Health budget unsustainable
Posted on May 28, 2010 in Health Debates
Source: Toronto Star — Authors: Editorial
Published On Fri May 28 2010
When asked what’s most important to them, Ontarians routinely rank health care at the top of their list. It is frightening, then, to learn that spending on our health-care system is growing at an unsustainable rate.
On its current trajectory, health care is set to consume 80 per cent of provincial program spending by 2030, up from 46 per cent today. That would bankrupt the government or crowd out every other service from schools to subways.
So change is coming. The only question is whether the government will follow the failed path of the 1990s and freeze or severely limit health spending, only to watch the quality of care decline sharply, or take the politically difficult steps necessary to keep costs down without compromising quality.
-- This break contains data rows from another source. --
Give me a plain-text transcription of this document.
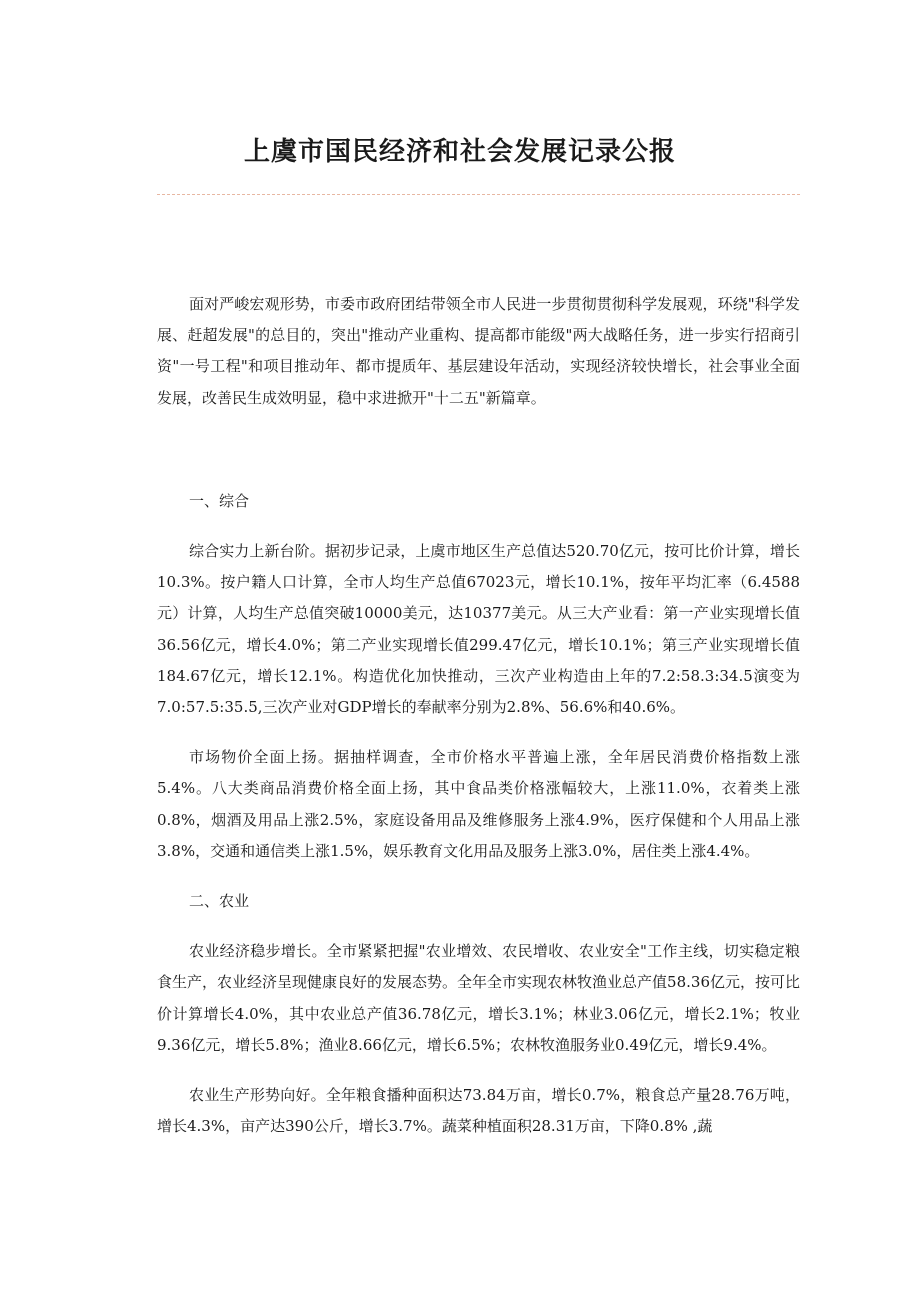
上虞市国民经济和社会发展记录公报

面对严峻宏观形势，市委市政府团结带领全市人民进一步贯彻贯彻科学发展观，环绕"科学发展、赶超发展"的总目的，突出"推动产业重构、提高都市能级"两大战略任务，进一步实行招商引资"一号工程"和项目推动年、都市提质年、基层建设年活动，实现经济较快增长，社会事业全面发展，改善民生成效明显，稳中求进掀开"十二五"新篇章。

一、综合

综合实力上新台阶。据初步记录，上虞市地区生产总值达520.70亿元，按可比价计算，增长10.3%。按户籍人口计算，全市人均生产总值67023元，增长10.1%，按年平均汇率（6.4588元）计算，人均生产总值突破10000美元，达10377美元。从三大产业看：第一产业实现增长值36.56亿元，增长4.0%；第二产业实现增长值299.47亿元，增长10.1%；第三产业实现增长值184.67亿元，增长12.1%。构造优化加快推动，三次产业构造由上年的7.2:58.3:34.5演变为7.0:57.5:35.5,三次产业对GDP增长的奉献率分别为2.8%、56.6%和40.6%。

市场物价全面上扬。据抽样调查，全市价格水平普遍上涨，全年居民消费价格指数上涨5.4%。八大类商品消费价格全面上扬，其中食品类价格涨幅较大，上涨11.0%，衣着类上涨0.8%，烟酒及用品上涨2.5%，家庭设备用品及维修服务上涨4.9%，医疗保健和个人用品上涨3.8%，交通和通信类上涨1.5%，娱乐教育文化用品及服务上涨3.0%，居住类上涨4.4%。

二、农业

农业经济稳步增长。全市紧紧把握"农业增效、农民增收、农业安全"工作主线，切实稳定粮食生产，农业经济呈现健康良好的发展态势。全年全市实现农林牧渔业总产值58.36亿元，按可比价计算增长4.0%，其中农业总产值36.78亿元，增长3.1%；林业3.06亿元，增长2.1%；牧业9.36亿元，增长5.8%；渔业8.66亿元，增长6.5%；农林牧渔服务业0.49亿元，增长9.4%。

农业生产形势向好。全年粮食播种面积达73.84万亩，增长0.7%，粮食总产量28.76万吨，增长4.3%，亩产达390公斤，增长3.7%。蔬菜种植面积28.31万亩，下降0.8% ,蔬
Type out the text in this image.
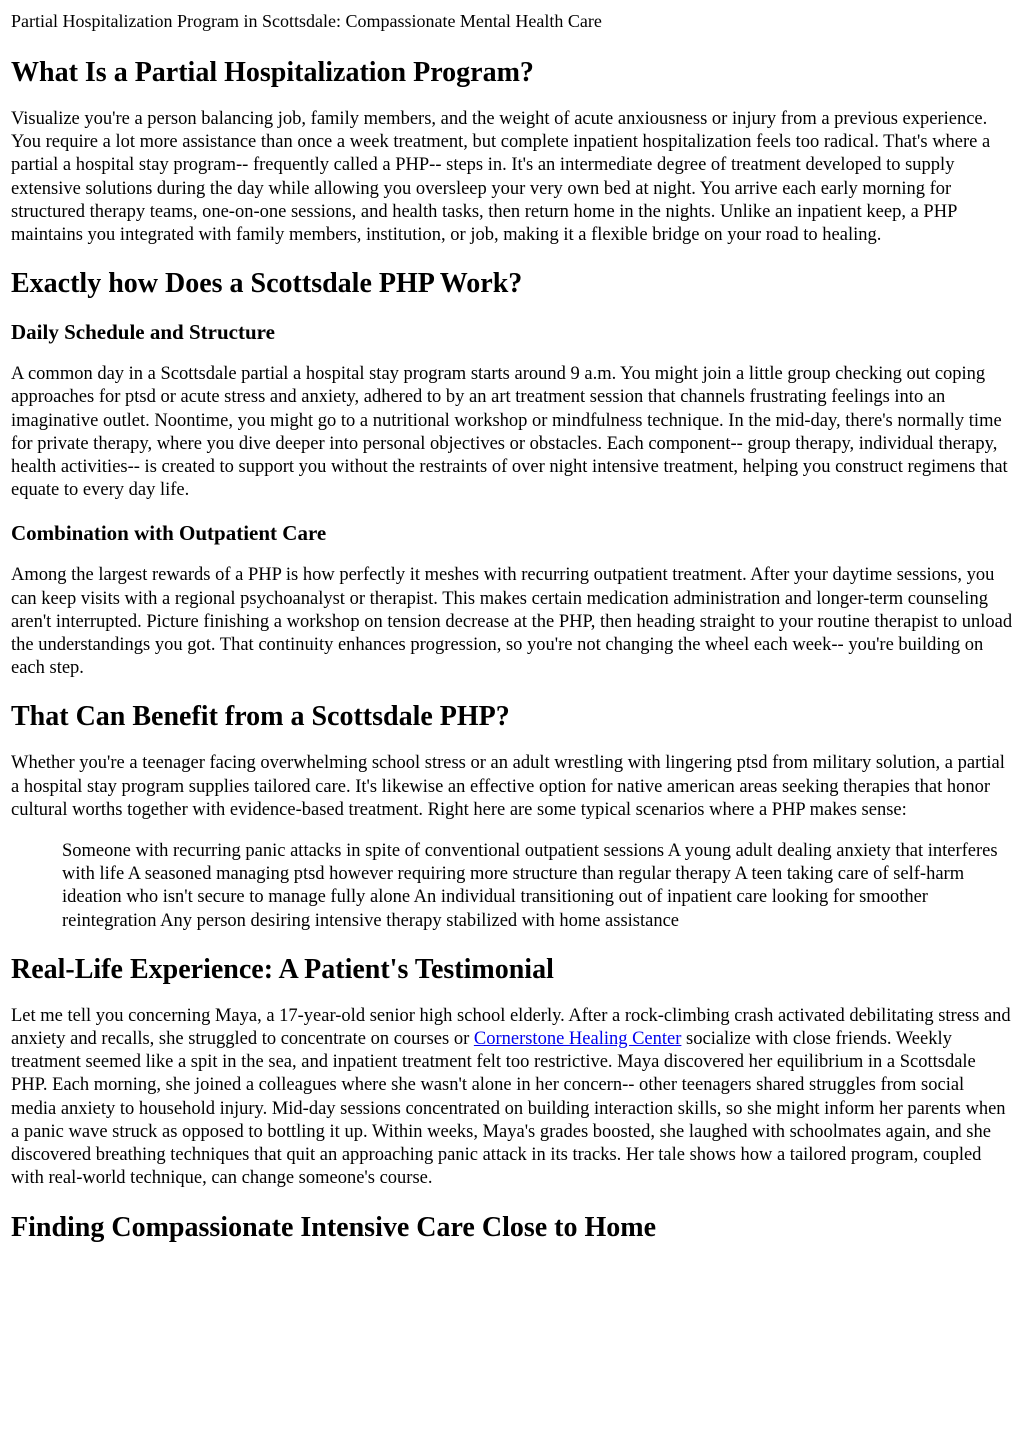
Partial Hospitalization Program in Scottsdale: Compassionate Mental Health Care
What Is a Partial Hospitalization Program?

Visualize you're a person balancing job, family members, and the weight of acute anxiousness or injury from a previous experience. You require a lot more assistance than once a week treatment, but complete inpatient hospitalization feels too radical. That's where a partial a hospital stay program-- frequently called a PHP-- steps in. It's an intermediate degree of treatment developed to supply extensive solutions during the day while allowing you oversleep your very own bed at night. You arrive each early morning for structured therapy teams, one-on-one sessions, and health tasks, then return home in the nights. Unlike an inpatient keep, a PHP maintains you integrated with family members, institution, or job, making it a flexible bridge on your road to healing.

Exactly how Does a Scottsdale PHP Work?
Daily Schedule and Structure

A common day in a Scottsdale partial a hospital stay program starts around 9 a.m. You might join a little group checking out coping approaches for ptsd or acute stress and anxiety, adhered to by an art treatment session that channels frustrating feelings into an imaginative outlet. Noontime, you might go to a nutritional workshop or mindfulness technique. In the mid-day, there's normally time for private therapy, where you dive deeper into personal objectives or obstacles. Each component-- group therapy, individual therapy, health activities-- is created to support you without the restraints of over night intensive treatment, helping you construct regimens that equate to every day life.

Combination with Outpatient Care

Among the largest rewards of a PHP is how perfectly it meshes with recurring outpatient treatment. After your daytime sessions, you can keep visits with a regional psychoanalyst or therapist. This makes certain medication administration and longer-term counseling aren't interrupted. Picture finishing a workshop on tension decrease at the PHP, then heading straight to your routine therapist to unload the understandings you got. That continuity enhances progression, so you're not changing the wheel each week-- you're building on each step.

That Can Benefit from a Scottsdale PHP?

Whether you're a teenager facing overwhelming school stress or an adult wrestling with lingering ptsd from military solution, a partial a hospital stay program supplies tailored care. It's likewise an effective option for native american areas seeking therapies that honor cultural worths together with evidence-based treatment. Right here are some typical scenarios where a PHP makes sense:

Someone with recurring panic attacks in spite of conventional outpatient sessions A young adult dealing anxiety that interferes with life A seasoned managing ptsd however requiring more structure than regular therapy A teen taking care of self-harm ideation who isn't secure to manage fully alone An individual transitioning out of inpatient care looking for smoother reintegration Any person desiring intensive therapy stabilized with home assistance
Real-Life Experience: A Patient's Testimonial

Let me tell you concerning Maya, a 17-year-old senior high school elderly. After a rock-climbing crash activated debilitating stress and anxiety and recalls, she struggled to concentrate on courses or Cornerstone Healing Center socialize with close friends. Weekly treatment seemed like a spit in the sea, and inpatient treatment felt too restrictive. Maya discovered her equilibrium in a Scottsdale PHP. Each morning, she joined a colleagues where she wasn't alone in her concern-- other teenagers shared struggles from social media anxiety to household injury. Mid-day sessions concentrated on building interaction skills, so she might inform her parents when a panic wave struck as opposed to bottling it up. Within weeks, Maya's grades boosted, she laughed with schoolmates again, and she discovered breathing techniques that quit an approaching panic attack in its tracks. Her tale shows how a tailored program, coupled with real-world technique, can change someone's course.

Finding Compassionate Intensive Care Close to Home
A new report by TD Bank economists rightly urges the latter and puts forward 10 ideas for getting there. Most of their recommendations seek to boost “cost effectiveness.” This means not just getting more care for the dollar by using health professionals other than doctors to provide a wider range of services, but also providing smarter care to patients.
We’d all benefit from a health-care system that, through its funding structure, encouraged doctors and hospitals to avoid ordering batteries of tests or prescribing a potpourri of pills for patients.
Key to this is getting the computerization of health records back on track. Without an electronic health record, patients will continue to undergo needless tests or get unnecessary medications that can send them to emergency rooms with complications.
Ontario is already moving, albeit timidly, on many of the TD economists’ recommendations, including electronic health records (stalled by last year’s eHealth Ontario scandal) and patient-based hospital funding. Some of the economists’ other ideas will be politically difficult to implement, including putting doctors on salary (as opposed to fee for service) and making usage of the health-care system a taxable benefit. But taken as a package, the TD report is a clarion call to accelerate reforms already underway and begin a serious public debate about more controversial changes.